Statement Grüne: Begrüßen Kursschwenk der Landesregierung für mehr Home-Office – Zu vielen anderen Corona-Maßnahmen bleibt Landesregierung zu passiv

Die Landesregierung hat heute (Montag) in einer Sondersitzung ihre Positionen für das vorgezogene Corona-Spitzentreffen am Dienstag (19. Jan.) vorgestellt. Für die Arbeitswelt will die Landesregierung es jetzt nicht mehr nur bei bloßen Appellen für mehr Home-Office belassen. Allerdings gibt es unverändert keine Pläne für eine überzeugende langfristige Anti-Corona-Strategie.

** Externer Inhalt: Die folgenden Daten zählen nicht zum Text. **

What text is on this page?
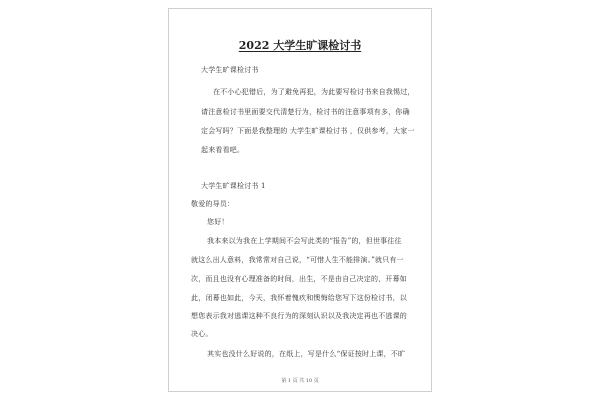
2022 大学生旷课检讨书
大学生旷课检讨书
在不小心犯错后，为了避免再犯，为此要写检讨书来自我惕过，
请注意检讨书里面要交代清楚行为，检讨书的注意事项有多，你确
定会写吗？下面是我整理的 大学生旷课检讨书 ，仅供参考，大家一
起来看看吧。
大学生旷课检讨书 1
敬爱的导员：
您好！
我本来以为我在上学期间不会写此类的“报告”的，但世事往往
就这么出人意料，我常常对自己说，“可惜人生不能排演。”就只有一
次，而且也没有心理准备的时间，出生，不是由自己决定的，开幕如
此，闭幕也如此，今天，我怀着愧疚和懊悔给您写下这份检讨书，以
想您表示我对逃课这种不良行为的深刻认识以及我决定再也不逃课的
决心。
其实也没什么好说的，在纸上，写是什么“保证按时上课，不旷
第 1 页 共 10 页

Julia Willie Hamburg, Fraktionsvorsitzende der Grünen:

„Der Kursschwenk der Landesregierung beim Home-Office kommt gerade noch rechtzeitig vor dem Corona-Spitzentreffen bei der Kanzlerin. Es kann nicht bei bloßen Appellen an Arbeitgeber bleiben, während das Privatleben bis ins Detail strikt reglementiert wird. Wir erwarten, dass Niedersachsen als großes Flächenland seinen Einfluss für eine konsequente Home-Office-Regelung geltend macht. Weitere Einschränkungen für private Kontakte sind kaum noch möglich und auch nicht sinnvoll. Wir müssen da ansetzen, wo die meisten Kontakte passieren. Deshalb braucht es neben dem Arbeiten zu Hause, klare Hygieneregeln für diejenigen, die nicht ins Home-Office gehen. Darüber hinaus braucht es eine große Kraftanstrengung für mehr Infektionsschutz in Schulen aber auch in Bussen und Bahnen.

Bei zu vielen anderen Punkten bleibt die Landesregierung leider passiv. Familien dürfen nicht länger die Leidtragenden der Beschränkungsmaßnahmen sein. Wir fordern statt einer Plus-Eins-Regel das Treffen in festen kleinen Gemeinschaften, also zwei bis drei Haushalte, die sich sehen dürfen. Im Mindesten braucht es Ausnahmen für Geschwisterkinder, hier versteht die Plus-Eins-Regel niemand.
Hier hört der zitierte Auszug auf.